Apart from that you seem to be limited to monitoring individual resources, or using some external service that enunerates everything
Disclaimer: I work on AWS, although nowhere near billing
It's amazing what I can have a pre-paid account for a VPS hosting in Nicaragua, yet Amazon doesn't have this as an option.
/rant
Once you pay it, you lose all leverage. You're much less likely to ever get any money back.
Probably consult with a lawyer.
Cloud hosting charges are basically all profit for the hosting company. They didn't really lose anything except a bit of electricity. In my experience, companies are pretty willing to forgive fraudulent charges if you don't have an unusual history of them.
Allowing that is a slippery slope for a cloud host. If people can simply say "oh, someone used our credentials to do that thing that cost a lot of money" as a get-out-of-bill card..
If they were legitimately hacked, as in, the intruder did NOT simply obtain their access credentials, but actually bypassed the security system itself (hacking into the actual azure host, or exploiting a technical glitch in the azure login system) then, of course they should forgive the bill (and apologize to their customers)..
Don't rely on the distributor/vendor, they act very slowly.

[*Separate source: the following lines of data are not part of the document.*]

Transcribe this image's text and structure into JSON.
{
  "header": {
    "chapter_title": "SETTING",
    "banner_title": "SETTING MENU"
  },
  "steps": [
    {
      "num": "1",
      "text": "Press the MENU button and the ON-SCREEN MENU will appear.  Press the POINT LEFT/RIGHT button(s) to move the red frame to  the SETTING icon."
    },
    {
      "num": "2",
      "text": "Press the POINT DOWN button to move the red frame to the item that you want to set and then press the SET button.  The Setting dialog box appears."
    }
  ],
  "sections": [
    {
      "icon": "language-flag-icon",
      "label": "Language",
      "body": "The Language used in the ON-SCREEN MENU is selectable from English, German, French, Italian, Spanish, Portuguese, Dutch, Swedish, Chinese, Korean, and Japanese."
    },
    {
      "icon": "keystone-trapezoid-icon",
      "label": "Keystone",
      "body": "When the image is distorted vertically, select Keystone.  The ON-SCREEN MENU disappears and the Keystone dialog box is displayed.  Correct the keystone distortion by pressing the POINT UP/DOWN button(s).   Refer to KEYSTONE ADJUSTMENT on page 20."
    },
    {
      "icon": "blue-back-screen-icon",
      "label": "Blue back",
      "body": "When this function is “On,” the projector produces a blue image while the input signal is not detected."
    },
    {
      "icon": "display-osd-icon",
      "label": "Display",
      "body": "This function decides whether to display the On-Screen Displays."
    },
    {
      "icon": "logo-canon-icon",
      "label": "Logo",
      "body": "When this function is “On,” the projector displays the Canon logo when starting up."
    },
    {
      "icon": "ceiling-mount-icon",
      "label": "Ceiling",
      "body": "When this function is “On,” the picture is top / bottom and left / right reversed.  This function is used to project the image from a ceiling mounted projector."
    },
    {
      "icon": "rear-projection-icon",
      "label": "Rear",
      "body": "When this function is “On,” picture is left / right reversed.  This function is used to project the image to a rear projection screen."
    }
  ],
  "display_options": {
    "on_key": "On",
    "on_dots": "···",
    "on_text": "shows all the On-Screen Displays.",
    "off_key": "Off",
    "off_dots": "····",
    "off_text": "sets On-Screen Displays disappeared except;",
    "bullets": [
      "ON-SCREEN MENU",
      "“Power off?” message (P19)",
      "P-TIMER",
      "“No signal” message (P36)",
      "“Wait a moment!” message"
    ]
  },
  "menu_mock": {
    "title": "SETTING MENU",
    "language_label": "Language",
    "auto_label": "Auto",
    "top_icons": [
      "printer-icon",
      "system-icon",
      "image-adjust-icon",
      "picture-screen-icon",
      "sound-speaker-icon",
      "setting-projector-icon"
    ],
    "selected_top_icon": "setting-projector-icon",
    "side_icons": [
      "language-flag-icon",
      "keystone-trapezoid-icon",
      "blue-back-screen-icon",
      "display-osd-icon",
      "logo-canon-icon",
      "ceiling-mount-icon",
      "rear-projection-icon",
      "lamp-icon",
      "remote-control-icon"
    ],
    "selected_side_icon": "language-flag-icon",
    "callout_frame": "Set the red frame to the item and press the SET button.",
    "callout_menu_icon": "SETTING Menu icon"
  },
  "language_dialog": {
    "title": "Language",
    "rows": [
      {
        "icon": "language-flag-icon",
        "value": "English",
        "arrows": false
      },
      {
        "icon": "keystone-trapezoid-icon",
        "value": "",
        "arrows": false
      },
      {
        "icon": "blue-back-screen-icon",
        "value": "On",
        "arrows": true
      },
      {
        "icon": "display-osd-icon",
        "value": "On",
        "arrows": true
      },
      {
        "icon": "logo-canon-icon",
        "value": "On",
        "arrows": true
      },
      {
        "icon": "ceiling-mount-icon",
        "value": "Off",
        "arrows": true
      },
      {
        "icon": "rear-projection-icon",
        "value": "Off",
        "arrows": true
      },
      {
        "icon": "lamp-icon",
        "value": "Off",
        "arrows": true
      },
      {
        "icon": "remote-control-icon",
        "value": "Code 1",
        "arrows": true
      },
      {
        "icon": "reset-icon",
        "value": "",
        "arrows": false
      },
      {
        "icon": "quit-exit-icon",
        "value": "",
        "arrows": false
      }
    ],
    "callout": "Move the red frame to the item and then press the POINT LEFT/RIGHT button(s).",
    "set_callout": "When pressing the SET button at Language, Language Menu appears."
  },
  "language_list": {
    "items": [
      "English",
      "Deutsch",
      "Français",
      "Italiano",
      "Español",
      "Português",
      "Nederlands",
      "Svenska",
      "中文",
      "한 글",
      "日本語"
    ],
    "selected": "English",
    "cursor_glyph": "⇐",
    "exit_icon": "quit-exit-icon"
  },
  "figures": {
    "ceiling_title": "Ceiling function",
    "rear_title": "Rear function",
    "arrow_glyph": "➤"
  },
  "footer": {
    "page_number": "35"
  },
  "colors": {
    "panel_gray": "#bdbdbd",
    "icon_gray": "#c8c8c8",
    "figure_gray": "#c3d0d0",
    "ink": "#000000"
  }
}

You're a customer of Azure, you can contact them by any mean, the fact you pay through a distributor doesn't change that relationship.
So I would open a Azure support, and also will try to find Azure team on Twitter/Hacker News etc and contact them politely for help.
There is no way you would have to pay this bill. They will sort out something or even waived it if it's the first time.
What we did to recover the cost was to contact the account manager for our region at the time. So, maybe you could have better luck trying to find the particular person in linkedin. Or, have you tried opened a ticket from Azure console?
Nonetheless, I hope after everything has been settled down, you won't fire anyone (and treat it as learning opportunity)
So maybe just file a support ticket, or have your distributor file a ticket for you?
We got the money back and fired the guy who had a jenkins opened without password, granting terminal access to anyone.
Why did you fire the employee (?) so quickly? Did he have a history of negligence and/or incompetence on the job and this was the last straw that broke the camel's back?
This would've been much easier if someone stole your credit card and bought things with it (the CC company would help with the chargeback).
Why would AWS be any different?
It was pretty much entirely our fault, and we were still able to get those charges forgiven when we owned up to the error and asked nicely.
So I'd at least recommend asking Azure politely first.